Pay to pay fees have been as popular as hornets at a summer picnic ever since they appeared a few years ago.  Meant to encourage people to receive electronic bills and even pay them online, these fees are basically a penalty applied to an invoice that has been mailed, just because it was mailed.  If that sounds like a rip-off to you then you have plenty of company and enough people are upset that the government may actually do something about the problem.

New Democrats have been fighting the pay to pay cash grab from the outset.  It runs counter to most people’s sense of fair play and throws out a long-standing history of billing practices in Canada where you received invoices only for what you owe in the first place.   With our campaigns against pay to pay the pressure became too much and, while the government did signal intent to act on the problem in the last throne speech, it is still a surprise to see the CRTC on the file.  Canadians will take the win.

Still, at the same time that the government is showing signs of ‘getting it’ with pay to pay, they are cutting Employment Insurance Benefits despite unemployment rates that are increasing.  Somewhere along the line the government needs to understand that Employment Insurance isn’t a one-sided handout.  Employers and employees fund the program and it is not a cash cow for the government.  The Conservatives, and the Liberals before them, have used tight-fisted EI policies to horde cash for other purposes making it something other than a social safety net program exclusively.

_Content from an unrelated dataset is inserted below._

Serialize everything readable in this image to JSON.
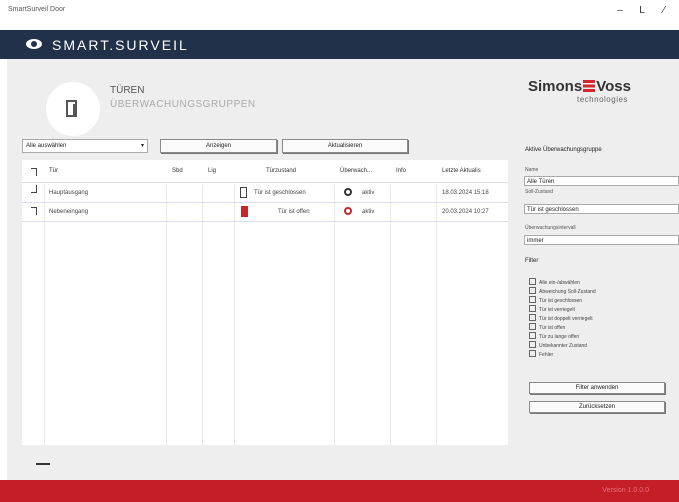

What this does is turn more and more of our EI premiums into de-facto taxes on employment.  If the benefits are increasingly difficult to attain while being less and less able to bridge the gap created by the loss of income then why should they ever increase?  We already pay tax on our incomes in Canada.  Why should we allow the government to meddle in the EI program so that it suits their interests ahead of employers and employees who pay the freight? 

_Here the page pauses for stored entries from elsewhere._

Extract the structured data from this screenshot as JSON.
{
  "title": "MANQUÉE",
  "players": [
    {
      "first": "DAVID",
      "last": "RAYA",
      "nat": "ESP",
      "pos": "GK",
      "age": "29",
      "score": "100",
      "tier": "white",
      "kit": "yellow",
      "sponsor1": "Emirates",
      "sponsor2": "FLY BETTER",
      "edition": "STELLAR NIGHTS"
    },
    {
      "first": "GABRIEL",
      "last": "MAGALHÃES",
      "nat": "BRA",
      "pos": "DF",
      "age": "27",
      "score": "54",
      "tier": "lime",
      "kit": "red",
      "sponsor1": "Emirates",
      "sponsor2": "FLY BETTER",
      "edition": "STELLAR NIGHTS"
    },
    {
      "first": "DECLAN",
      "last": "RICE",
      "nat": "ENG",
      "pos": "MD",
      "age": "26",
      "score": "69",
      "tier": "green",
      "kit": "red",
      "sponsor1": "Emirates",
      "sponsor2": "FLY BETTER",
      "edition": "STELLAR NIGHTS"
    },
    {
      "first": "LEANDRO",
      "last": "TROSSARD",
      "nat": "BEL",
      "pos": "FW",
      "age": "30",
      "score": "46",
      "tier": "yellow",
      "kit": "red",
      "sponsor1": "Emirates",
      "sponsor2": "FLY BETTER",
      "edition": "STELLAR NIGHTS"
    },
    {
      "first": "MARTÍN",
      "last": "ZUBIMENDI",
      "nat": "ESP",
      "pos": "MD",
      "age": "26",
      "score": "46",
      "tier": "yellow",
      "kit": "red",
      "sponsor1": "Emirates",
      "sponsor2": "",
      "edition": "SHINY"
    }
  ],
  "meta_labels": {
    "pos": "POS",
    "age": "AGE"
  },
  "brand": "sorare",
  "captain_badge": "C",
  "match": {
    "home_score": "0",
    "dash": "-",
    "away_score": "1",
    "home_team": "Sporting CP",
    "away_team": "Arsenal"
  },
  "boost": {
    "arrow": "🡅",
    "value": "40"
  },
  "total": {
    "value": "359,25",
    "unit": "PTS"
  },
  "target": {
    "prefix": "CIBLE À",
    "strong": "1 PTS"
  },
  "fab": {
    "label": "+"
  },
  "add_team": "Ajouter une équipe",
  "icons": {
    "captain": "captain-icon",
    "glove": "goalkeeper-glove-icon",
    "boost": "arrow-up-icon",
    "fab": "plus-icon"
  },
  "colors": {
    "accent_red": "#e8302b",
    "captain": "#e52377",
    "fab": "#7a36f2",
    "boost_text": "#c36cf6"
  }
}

Perhaps what needs to happen is for everyday Canadians to make a bit of noise – like we saw with pay to pay fees.  This government is willing to bend if it feels the price at the ballot box will be too high.  News stories this week indicate the Conservatives are already looking around for opportunities to replace the seats they feel they will lose in Atlantic Canada.   A large part of their unpopularity in that region has to do with the meddling in Employment Insurance.  Perhaps it’s time for that sentiment to catch fire and spread across the country.